June 21 – My baby girl is 22 today. I remember my 22nd birthday – We had a pool party at my mom’s and I wore my pink dress from Mexico and drank Coronas. It just goes too fast.
July 16 – Therese brought dinner to my mom’s and it was nice to be with family and I am so happy there are so many people who love my mom.
July 22 – The minute Matt Ramsey started singing my heart exploded with joy. Back in the pit at an Old Dominion concert – my heart is happy and full.
August 13 – We’re back in Michigan. It’s cool but the lake is beautiful. I’m glad to be here with my mom in her Michigan home.
August 19 – OH. MY. GAWD. Old Dominion did a pop up show and we made it in! What are the odds that they’d be in Michigan when I am?! Seeing them in a tiny club was AMAZING!
August 23 – I feel sad that I have not been keeping up with this journal at the lake. But my happy moments have been floating, morning walks, drives on country roads, and just spending time in this beautiful place.
August 28 – I met a cousin of Bill’s today and she said, “I know who you are. I read your book and I loved it!” It makes me so happy that Laney brought a moment of joy to someone’s life. I also spent time with Bill’s Uncle Mike and he is such a lovely man.
September 12 – Chandler called from Berlin and at one point in the call we were all in the kitchen on speaker joking about some trendy club in Berlin and it was so great. It felt like we were all together at our happy best.
September 21 – Chandler called from Italy and it always makes me so happy to hear his voice. Plus, Marley and I sat for a few minutes in the kitchen and chatted before she went to school. Having adult children is such a blessing and a delight.
October 1 – Birthday dinner with Rhiannon.

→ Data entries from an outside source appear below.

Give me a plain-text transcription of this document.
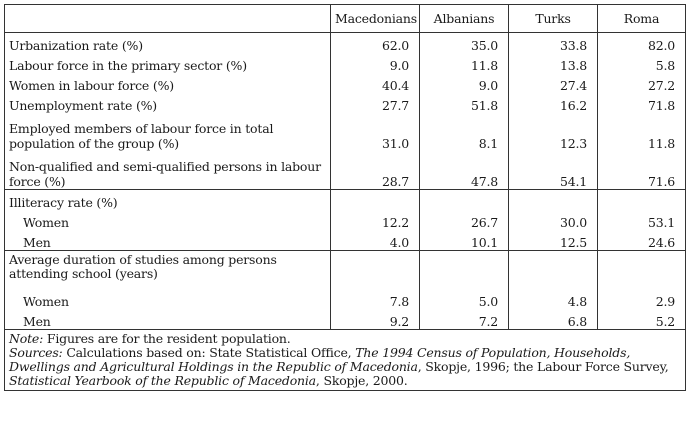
	Macedonians	Albanians	Turks	Roma
Urbanization rate (%)	62.0	35.0	33.8	82.0
Labour force in the primary sector (%)	9.0	11.8	13.8	5.8
Women in labour force (%)	40.4	9.0	27.4	27.2
Unemployment rate (%)	27.7	51.8	16.2	71.8
Employed members of labour force in total population of the group (%)	31.0	8.1	12.3	11.8
Non-qualified and semi-qualified persons in labour force (%)	28.7	47.8	54.1	71.6
Illiteracy rate (%)				
Women	12.2	26.7	30.0	53.1
Men	4.0	10.1	12.5	24.6
Average duration of studies among persons attending school (years)				
Women	7.8	5.0	4.8	2.9
Men	9.2	7.2	6.8	5.2

Note: Figures are for the resident population.
Sources: Calculations based on: State Statistical Office, The 1994 Census of Population, Households, Dwellings and Agricultural Holdings in the Republic of Macedonia, Skopje, 1996; the Labour Force Survey, Statistical Yearbook of the Republic of Macedonia, Skopje, 2000.				
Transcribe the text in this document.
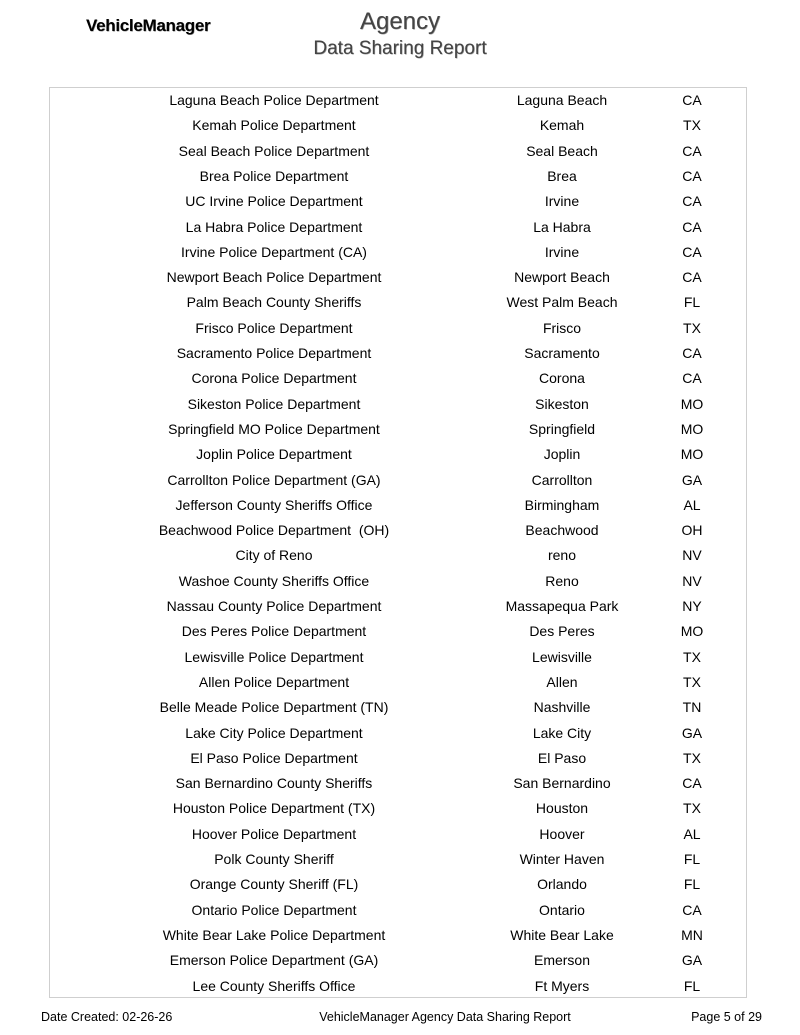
VehicleManager	Agency
Data Sharing Report
Laguna Beach Police Department	Laguna Beach	CA
Kemah Police Department	Kemah	TX
Seal Beach Police Department	Seal Beach	CA
Brea Police Department	Brea	CA
UC Irvine Police Department	Irvine	CA
La Habra Police Department	La Habra	CA
Irvine Police Department (CA)	Irvine	CA
Newport Beach Police Department	Newport Beach	CA
Palm Beach County Sheriffs	West Palm Beach	FL
Frisco Police Department	Frisco	TX
Sacramento Police Department	Sacramento	CA
Corona Police Department	Corona	CA
Sikeston Police Department	Sikeston	MO
Springfield MO Police Department	Springfield	MO
Joplin Police Department	Joplin	MO
Carrollton Police Department (GA)	Carrollton	GA
Jefferson County Sheriffs Office	Birmingham	AL
Beachwood Police Department  (OH)	Beachwood	OH
City of Reno	reno	NV
Washoe County Sheriffs Office	Reno	NV
Nassau County Police Department	Massapequa Park	NY
Des Peres Police Department	Des Peres	MO
Lewisville Police Department	Lewisville	TX
Allen Police Department	Allen	TX
Belle Meade Police Department (TN)	Nashville	TN
Lake City Police Department	Lake City	GA
El Paso Police Department	El Paso	TX
San Bernardino County Sheriffs	San Bernardino	CA
Houston Police Department (TX)	Houston	TX
Hoover Police Department	Hoover	AL
Polk County Sheriff	Winter Haven	FL
Orange County Sheriff (FL)	Orlando	FL
Ontario Police Department	Ontario	CA
White Bear Lake Police Department	White Bear Lake	MN
Emerson Police Department (GA)	Emerson	GA
Lee County Sheriffs Office	Ft Myers	FL
Date Created: 02-26-26	VehicleManager Agency Data Sharing Report	Page 5 of 29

My sister is turning 40 and it makes me so happy to be with her.
October 8 – Ashlea and David’s wedding was so lovely. I loved their vows and feld so honored to witness them.
November 5 – I got to hang out with Pat and Jennifer in NYC and it was so FUN! What a gorgeous day. The weather was perfect and people were everywhere outside enjoying it. It was a perfect New York day.
November 20 – Chris and Dena got married and it made me so happy to share their day and be with my family.
November 24 – Happy Thanksgiving! I am thankful for my family and for this life that I have in my little suburban shangri-la. I think my happy moment was our big breakfast together before the Thanksgiving feast.
November 27 – My heart is full of love and happiness – we had a playgroup mom’s reunion and ten of us were there. It was so wonderful to catch up with these amazing women. I am so blessed to know them and have experienced early motherhood with them. I don’t know how I would have gotten through those early mothering years without them.
December 16 – We went to Arlyne’s for charcuterie and had such a great time. I almost didn’t go – why? Too busy, too many calories, blah, blah, blah. I’m so glad we did. We really had so much fun. It felt grown-up and sophisticated and just wonderful to be with friends.
December 24 – Cheese fondue with the family. The four of us in the kitchen. Good wine. My favorite people. Christmas joy.
I know. That was long. I’m a terrible editor. And believe it or not, I chopped what I wanted to use in half. (You’re welcome!) If you’re still reading this, thank you for sticking with me. I do so love looking back on my year (even the hard ones) and thank you for your indulgence. Wishing you some time for reflection on 2022 and a 2023 full of happy moments both big and small.